Despite repeated political concessions (in 1969, 1974, 1979, 1988), the world has not yet allowed Arafat to achieve this last component. That was his goal when he lay the groundwork for a Palestinian state. He realized the price that would be paid, but thought, as always, that once he put down the first bricks, the building would grow.

Abu Ammar was able to maneuver much and expand the patch of land under the Palestinian National Authority little. But he was not able to expand his political abilities into achieving the aspired-for Palestinian state.

Until, of course, Ehud Barak came to power in Israel.

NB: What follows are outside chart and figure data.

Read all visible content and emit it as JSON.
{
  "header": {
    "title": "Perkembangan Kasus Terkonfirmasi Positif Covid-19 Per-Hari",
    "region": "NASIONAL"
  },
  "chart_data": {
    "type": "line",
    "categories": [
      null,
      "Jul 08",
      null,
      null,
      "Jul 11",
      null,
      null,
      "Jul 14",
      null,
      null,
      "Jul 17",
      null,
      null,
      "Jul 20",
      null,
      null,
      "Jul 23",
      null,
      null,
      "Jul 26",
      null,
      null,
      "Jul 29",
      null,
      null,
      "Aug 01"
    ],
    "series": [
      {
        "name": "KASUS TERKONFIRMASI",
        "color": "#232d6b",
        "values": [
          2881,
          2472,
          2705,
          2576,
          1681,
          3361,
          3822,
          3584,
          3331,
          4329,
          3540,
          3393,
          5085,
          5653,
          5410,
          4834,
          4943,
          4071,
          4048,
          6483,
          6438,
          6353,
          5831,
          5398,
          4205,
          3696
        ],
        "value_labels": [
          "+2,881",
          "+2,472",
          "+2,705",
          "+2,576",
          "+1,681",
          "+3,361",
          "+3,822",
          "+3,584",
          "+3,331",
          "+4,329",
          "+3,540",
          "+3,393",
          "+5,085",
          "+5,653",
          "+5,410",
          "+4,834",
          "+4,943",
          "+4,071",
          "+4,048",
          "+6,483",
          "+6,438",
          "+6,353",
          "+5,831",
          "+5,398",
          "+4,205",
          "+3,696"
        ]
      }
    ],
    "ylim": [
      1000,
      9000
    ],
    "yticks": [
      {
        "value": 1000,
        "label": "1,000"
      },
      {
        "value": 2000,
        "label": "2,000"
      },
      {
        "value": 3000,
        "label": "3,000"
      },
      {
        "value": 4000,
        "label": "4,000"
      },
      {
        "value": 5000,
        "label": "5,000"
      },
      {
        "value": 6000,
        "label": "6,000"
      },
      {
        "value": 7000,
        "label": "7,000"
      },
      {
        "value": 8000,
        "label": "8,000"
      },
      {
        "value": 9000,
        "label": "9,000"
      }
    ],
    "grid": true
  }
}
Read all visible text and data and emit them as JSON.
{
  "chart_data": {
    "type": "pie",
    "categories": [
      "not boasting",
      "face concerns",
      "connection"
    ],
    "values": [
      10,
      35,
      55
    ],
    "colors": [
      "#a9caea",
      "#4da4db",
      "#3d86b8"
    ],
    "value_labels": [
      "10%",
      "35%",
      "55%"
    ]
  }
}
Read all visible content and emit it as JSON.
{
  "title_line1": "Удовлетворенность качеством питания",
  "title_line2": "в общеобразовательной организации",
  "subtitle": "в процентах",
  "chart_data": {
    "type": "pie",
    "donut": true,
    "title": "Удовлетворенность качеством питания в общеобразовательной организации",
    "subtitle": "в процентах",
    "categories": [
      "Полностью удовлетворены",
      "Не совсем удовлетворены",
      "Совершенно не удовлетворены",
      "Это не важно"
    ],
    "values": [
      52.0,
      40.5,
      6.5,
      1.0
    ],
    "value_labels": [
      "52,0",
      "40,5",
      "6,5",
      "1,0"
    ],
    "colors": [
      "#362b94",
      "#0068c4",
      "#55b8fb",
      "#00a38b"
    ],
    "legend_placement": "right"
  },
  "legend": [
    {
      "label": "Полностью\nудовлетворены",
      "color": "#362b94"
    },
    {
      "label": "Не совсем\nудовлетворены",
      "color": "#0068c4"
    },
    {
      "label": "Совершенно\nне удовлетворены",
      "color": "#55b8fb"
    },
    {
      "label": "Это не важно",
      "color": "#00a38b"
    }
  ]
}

After the assassination of the skeptic Rabin, and the tenure of a hesitant Peres and loud-mouthed Netanyahu, Barak began talking about a comprehensive deal that would result in a Palestinian state. Arafat (now over 70 years old) was the closest that had ever been to his last goal. Still, Barak demanded one condition–an end to the conflict.

As usual, Arafat tried to maneuver. But Barak refused and, with active American help, he trapped Arafat. His offer to accept a Palestinian state came with a number of conditions, most importantly, those related to Jerusalem and the refugees. Arafat rejected the offer at face value, but not in essence. He wanted Barak to come back with something better. But Barak did not really want to reach a settlement and instead burned himself out politically. He and Clinton painted a negative picture of Arafat and international support for Palestinians began to crumble.

The situation called for a Palestinian uprising and it came. But with it, it brought Israeli Prime Minister Ariel Sharon. The two bitter enemies met again and the conflict, previously camouflaged by the peace process, rose to the surface and exploded.

Sharon’s personal vendetta against Arafat and political objections to the Palestinian cause are married together. As such, Sharon launched an escalating systematic campaign to eliminate the possibility that the Palestinian Authority would become an independent state, preferring a framework of autonomy under Israeli sovereignty. At the same time, he began to politically strangle Arafat, weakening him towards collapse– either by forcing him to carry out Israeli demands to act as an Israeli tool, or by bringing him down.

Arafat is trying to use all his tactical talents in maneuvering with Sharon to get out of the present crisis. But the situation, internally, regionally and worldwide, does not leave him much leeway. Rather, he is only facing more pressure. In light of a disintegrating relationship with the Arab world, Arafat has lost all of what he needs to move. What is required of him exceeds the limits of his pragmatism and his ability to justify compromise.

As such, Arafat has come back to defending, not the last of his three strategic components, but the first–his own leadership. It is a battle that will determine his own fate, and therefore, the future of the Palestinian cause.

Ali Jarbawi is a Palestinian political analyst and director of Abu Lughod Institute for International Studies at Birzeit University.